Наследница журавля. Джоан Хэ
>
Правда? Это всего лишь переодетая ложь.
Тому, кто решился на измену, было не найти ночи идеальнее этой. Траурные церемонии, длившиеся три дня, завершились, и почти все горожане разошлись по домам, чтобы поесть – впервые за это время. Некоторые остались, но их внимание было приковано к Восточным воротам, через которые должна была въехать королева, возвращаясь в город с ежегодным визитом.
По улицам пополз туман. Он стекал с Шаньлонских гор, находившихся неподалеку, и окутывал выложенные известняком бульвары. А когда он спустился во внутренний двор дворца, вслед за ним показались девушка и ее брат.
Они вышли из тайного прохода, который был хорошо известен девушке, – пожалуй, даже слишком хорошо, учитывая ее статус, – и торопливо заскользили между дворцовыми постройками и укреплениями по направлению к рыночным рядам. Когда они добрались до ветхой арки, которая вела в квартал красных фонарей, в животе девушки словно вспыхнул тлевший уголек. Эта часть столицы империи пользовалась дурной славой. Некоторые приходили сюда, чтобы купить тепло. А она?
Она пришла, чтобы купить правосудие.
Но прежде, чем она успела сделать шаг вперед, брат остановил ее.
– Миледи…
Она бросила на него раздраженный взгляд.

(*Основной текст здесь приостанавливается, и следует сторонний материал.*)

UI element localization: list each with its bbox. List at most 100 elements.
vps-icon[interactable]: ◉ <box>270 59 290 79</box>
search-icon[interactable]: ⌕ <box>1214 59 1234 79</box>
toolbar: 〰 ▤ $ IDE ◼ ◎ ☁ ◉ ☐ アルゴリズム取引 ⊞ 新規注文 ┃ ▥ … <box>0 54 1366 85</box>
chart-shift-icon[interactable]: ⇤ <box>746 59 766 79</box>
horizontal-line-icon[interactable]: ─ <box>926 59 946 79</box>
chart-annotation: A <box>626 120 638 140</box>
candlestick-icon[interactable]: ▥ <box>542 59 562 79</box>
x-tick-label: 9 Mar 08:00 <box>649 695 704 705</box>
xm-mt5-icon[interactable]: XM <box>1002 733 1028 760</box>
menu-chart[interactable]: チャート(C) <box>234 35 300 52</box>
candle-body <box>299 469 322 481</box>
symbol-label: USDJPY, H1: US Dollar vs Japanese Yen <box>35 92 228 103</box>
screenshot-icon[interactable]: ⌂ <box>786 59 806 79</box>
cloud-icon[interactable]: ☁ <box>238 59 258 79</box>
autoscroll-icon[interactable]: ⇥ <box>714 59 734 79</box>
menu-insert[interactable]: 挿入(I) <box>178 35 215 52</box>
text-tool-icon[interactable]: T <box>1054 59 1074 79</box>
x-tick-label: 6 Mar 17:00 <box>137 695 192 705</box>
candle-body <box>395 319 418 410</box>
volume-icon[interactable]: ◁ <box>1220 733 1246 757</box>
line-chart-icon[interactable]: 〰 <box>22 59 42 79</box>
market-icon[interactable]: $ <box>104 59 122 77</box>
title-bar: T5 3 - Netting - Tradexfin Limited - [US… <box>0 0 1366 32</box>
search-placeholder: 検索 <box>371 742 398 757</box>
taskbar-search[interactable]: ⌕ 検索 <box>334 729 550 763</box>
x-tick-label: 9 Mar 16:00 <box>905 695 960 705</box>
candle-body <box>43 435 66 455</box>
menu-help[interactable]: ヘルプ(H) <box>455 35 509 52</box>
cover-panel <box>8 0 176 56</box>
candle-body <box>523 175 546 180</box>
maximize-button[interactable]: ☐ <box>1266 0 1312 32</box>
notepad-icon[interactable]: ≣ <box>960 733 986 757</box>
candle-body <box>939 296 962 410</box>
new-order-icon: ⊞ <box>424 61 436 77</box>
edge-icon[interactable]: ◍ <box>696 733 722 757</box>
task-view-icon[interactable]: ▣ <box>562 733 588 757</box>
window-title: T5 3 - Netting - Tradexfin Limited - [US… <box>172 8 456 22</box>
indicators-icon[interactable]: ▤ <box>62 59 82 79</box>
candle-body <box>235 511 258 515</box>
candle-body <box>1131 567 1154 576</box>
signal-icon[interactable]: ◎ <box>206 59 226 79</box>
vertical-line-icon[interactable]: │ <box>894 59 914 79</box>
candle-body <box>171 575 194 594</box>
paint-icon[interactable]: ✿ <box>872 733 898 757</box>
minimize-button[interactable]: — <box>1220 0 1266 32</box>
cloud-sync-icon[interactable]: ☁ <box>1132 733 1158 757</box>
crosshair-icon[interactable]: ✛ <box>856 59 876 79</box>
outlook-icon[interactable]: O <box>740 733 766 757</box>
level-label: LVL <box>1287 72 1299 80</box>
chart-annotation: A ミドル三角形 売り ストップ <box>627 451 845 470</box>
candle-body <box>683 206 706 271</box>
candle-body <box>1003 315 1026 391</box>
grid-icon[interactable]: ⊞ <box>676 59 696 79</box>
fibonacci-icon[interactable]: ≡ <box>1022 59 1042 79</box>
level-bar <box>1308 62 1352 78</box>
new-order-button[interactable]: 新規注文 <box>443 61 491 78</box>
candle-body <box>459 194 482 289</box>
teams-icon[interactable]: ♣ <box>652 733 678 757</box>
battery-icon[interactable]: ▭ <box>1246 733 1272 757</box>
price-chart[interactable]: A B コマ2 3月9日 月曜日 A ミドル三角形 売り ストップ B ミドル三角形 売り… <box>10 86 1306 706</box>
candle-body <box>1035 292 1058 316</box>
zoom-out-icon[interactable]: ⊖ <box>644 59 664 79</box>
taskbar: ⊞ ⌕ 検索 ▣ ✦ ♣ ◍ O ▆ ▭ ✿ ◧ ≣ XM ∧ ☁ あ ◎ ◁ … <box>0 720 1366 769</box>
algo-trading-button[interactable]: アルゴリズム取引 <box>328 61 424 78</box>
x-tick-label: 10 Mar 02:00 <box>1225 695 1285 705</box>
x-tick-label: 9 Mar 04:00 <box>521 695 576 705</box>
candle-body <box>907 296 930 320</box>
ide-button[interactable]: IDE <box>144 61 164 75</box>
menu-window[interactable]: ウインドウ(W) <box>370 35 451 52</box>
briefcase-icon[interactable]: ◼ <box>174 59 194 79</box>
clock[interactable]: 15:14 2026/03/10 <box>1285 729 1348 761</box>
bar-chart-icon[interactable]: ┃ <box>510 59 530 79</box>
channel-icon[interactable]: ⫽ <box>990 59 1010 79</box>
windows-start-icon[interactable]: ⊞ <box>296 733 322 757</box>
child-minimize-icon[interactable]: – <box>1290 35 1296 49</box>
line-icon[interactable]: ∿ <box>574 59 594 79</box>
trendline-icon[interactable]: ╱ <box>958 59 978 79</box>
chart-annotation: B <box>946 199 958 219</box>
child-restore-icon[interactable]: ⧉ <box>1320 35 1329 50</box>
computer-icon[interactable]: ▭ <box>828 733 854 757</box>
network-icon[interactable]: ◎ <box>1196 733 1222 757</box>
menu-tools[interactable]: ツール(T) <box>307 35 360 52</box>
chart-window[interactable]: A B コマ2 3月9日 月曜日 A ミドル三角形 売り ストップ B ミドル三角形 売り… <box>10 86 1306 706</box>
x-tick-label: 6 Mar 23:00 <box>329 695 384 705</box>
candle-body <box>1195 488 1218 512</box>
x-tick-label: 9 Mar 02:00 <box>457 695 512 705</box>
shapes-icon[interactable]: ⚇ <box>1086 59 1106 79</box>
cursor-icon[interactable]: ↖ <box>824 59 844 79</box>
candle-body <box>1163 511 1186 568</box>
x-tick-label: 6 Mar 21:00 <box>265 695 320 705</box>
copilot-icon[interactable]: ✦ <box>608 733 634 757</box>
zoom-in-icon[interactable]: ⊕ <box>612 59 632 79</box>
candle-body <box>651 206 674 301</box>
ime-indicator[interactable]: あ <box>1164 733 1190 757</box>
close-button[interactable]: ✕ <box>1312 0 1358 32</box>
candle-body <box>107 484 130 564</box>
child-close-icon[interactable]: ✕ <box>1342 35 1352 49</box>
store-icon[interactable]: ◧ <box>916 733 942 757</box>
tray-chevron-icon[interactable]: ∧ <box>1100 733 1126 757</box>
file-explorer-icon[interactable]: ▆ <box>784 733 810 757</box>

О чем он думал, обращаясь к ней «миледи» в этом месте? Чего там, мог бы сразу назвать ее принцессой Хэсиной.
– Да, Цайянь?
– Еще не поздно вернуться.
Хэсина сжала в руке стеклянный пузырек, висящий на ее широком шелковом поясе. Да, они могли вернуться. Стоило ей позволить себе, и вся ее решимость поблекла бы, словно облачко яда, заключенное в пузырьке. Это было легко. Решить, как жить с этим дальше… гораздо сложнее.
Сдавив пузырек еще сильнее, она повернулась к брату. Он казался на удивление спокойным, как будто ему не грозила смерть от тысячи порезов[1] за то, что он собирался совершить. Хотя его ханьфу[2] был неаккуратно пошит, он все равно выглядел безупречно. Каждый темный волосок в тугом пучке лежал на своем месте.

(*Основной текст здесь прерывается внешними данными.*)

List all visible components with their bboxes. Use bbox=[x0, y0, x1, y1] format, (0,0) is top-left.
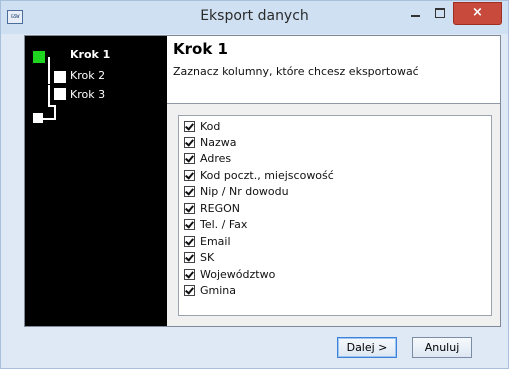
step-header: Krok 1 Zaznacz kolumny, które chcesz eks… bbox=[167, 36, 500, 104]
columns-checklist[interactable]: Kod Nazwa Adres Kod poczt., miejscowość … bbox=[178, 115, 492, 316]
step-content: Kod Nazwa Adres Kod poczt., miejscowość … bbox=[167, 104, 500, 326]
checkbox-checked-icon[interactable] bbox=[184, 169, 195, 181]
wizard-steps-sidebar: Krok 1 Krok 2 Krok 3 bbox=[25, 36, 167, 326]
checkbox-checked-icon[interactable] bbox=[184, 268, 195, 280]
maximize-button[interactable] bbox=[428, 4, 452, 24]
column-checkbox-row[interactable]: Nip / Nr dowodu bbox=[184, 183, 289, 199]
step-description: Zaznacz kolumny, które chcesz eksportowa… bbox=[173, 65, 419, 78]
column-checkbox-row[interactable]: Email bbox=[184, 233, 231, 249]
column-label: SK bbox=[200, 250, 215, 264]
column-label: Nip / Nr dowodu bbox=[200, 184, 289, 198]
step-node-end bbox=[33, 113, 43, 123]
column-checkbox-row[interactable]: Tel. / Fax bbox=[184, 216, 247, 232]
column-label: Województwo bbox=[200, 267, 276, 281]
column-label: Email bbox=[200, 234, 231, 248]
step-node-3 bbox=[54, 88, 66, 100]
column-label: Tel. / Fax bbox=[200, 217, 248, 231]
column-checkbox-row[interactable]: Nazwa bbox=[184, 134, 236, 150]
checkbox-checked-icon[interactable] bbox=[184, 202, 195, 214]
title-bar[interactable]: GSW Eksport danych × bbox=[1, 1, 508, 34]
column-label: Kod bbox=[200, 119, 221, 133]
checkbox-checked-icon[interactable] bbox=[184, 284, 195, 296]
column-checkbox-row[interactable]: Kod bbox=[184, 118, 220, 134]
column-label: REGON bbox=[200, 201, 241, 215]
checkbox-checked-icon[interactable] bbox=[184, 218, 195, 230]
column-checkbox-row[interactable]: REGON bbox=[184, 200, 240, 216]
step-label-1: Krok 1 bbox=[70, 48, 111, 61]
checkbox-checked-icon[interactable] bbox=[184, 152, 195, 164]
column-checkbox-row[interactable]: SK bbox=[184, 249, 214, 265]
cancel-button[interactable]: Anuluj bbox=[412, 337, 472, 358]
step-label-2: Krok 2 bbox=[70, 69, 106, 82]
column-label: Gmina bbox=[200, 283, 237, 297]
column-checkbox-row[interactable]: Adres bbox=[184, 150, 231, 166]
checkbox-checked-icon[interactable] bbox=[184, 136, 195, 148]
tree-connector-line bbox=[48, 85, 50, 105]
column-label: Nazwa bbox=[200, 135, 237, 149]
step-title: Krok 1 bbox=[173, 40, 228, 58]
checkbox-checked-icon[interactable] bbox=[184, 235, 195, 247]
column-checkbox-row[interactable]: Gmina bbox=[184, 282, 236, 298]
checkbox-checked-icon[interactable] bbox=[184, 120, 195, 132]
column-checkbox-row[interactable]: Kod poczt., miejscowość bbox=[184, 167, 334, 183]
step-label-3: Krok 3 bbox=[70, 88, 106, 101]
wizard-client-area: Krok 1 Krok 2 Krok 3 Krok 1 Zaznacz kolu… bbox=[24, 35, 501, 327]
column-checkbox-row[interactable]: Województwo bbox=[184, 266, 275, 282]
column-label: Kod poczt., miejscowość bbox=[200, 168, 334, 182]
step-node-1 bbox=[33, 51, 45, 63]
export-dialog-window: GSW Eksport danych × Krok 1 Krok 2 Krok … bbox=[0, 0, 509, 369]
column-label: Adres bbox=[200, 151, 232, 165]
next-button[interactable]: Dalej > bbox=[337, 337, 397, 358]
minimize-button[interactable] bbox=[403, 4, 427, 24]
checkbox-checked-icon[interactable] bbox=[184, 185, 195, 197]
close-button[interactable]: × bbox=[453, 2, 502, 25]
step-node-2 bbox=[54, 71, 66, 83]
checkbox-checked-icon[interactable] bbox=[184, 251, 195, 263]
tree-connector-line bbox=[48, 57, 50, 84]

– Сомневаешься? – Она надеялась, что он ответит «да». Все-таки это был Янь Цайянь. В пятнадцать лет он сдал экзамены и поступил на государственную службу. В семнадцать стал виконтом императорского двора. К девятнадцати заслужил славу человека с безупречной репутацией и безупречным умом. Сейчас он впервые в жизни принимал неверное решение ради нее.
Он ответил вопросом на вопрос:
– Как бы вы отыскали дорогу?
– Что, прости?
Цайянь поднял бровь.
– Вы надеетесь, что я скажу «да», потому что хотите продолжить путь в одиночестве. Но мы договаривались иначе: я поведу вас до конца или не поведу к этому человеку вообще.
Мы договаривались. Один Цайянь мог говорить об измене так скучно.
– Я не смогу защитить тебя. – Хэсина завела одну ногу за другую под подолом своего рюцюня[3]. – Если нас схватят… Если кто-нибудь нас заметит…
Под отвесом черепичной крыши ветхого ресторанчика какой-то мужчина забасил оперную мелодию, потом послышался звон бьющегося фарфора. Но голос Цайяня все равно прорезал ночь.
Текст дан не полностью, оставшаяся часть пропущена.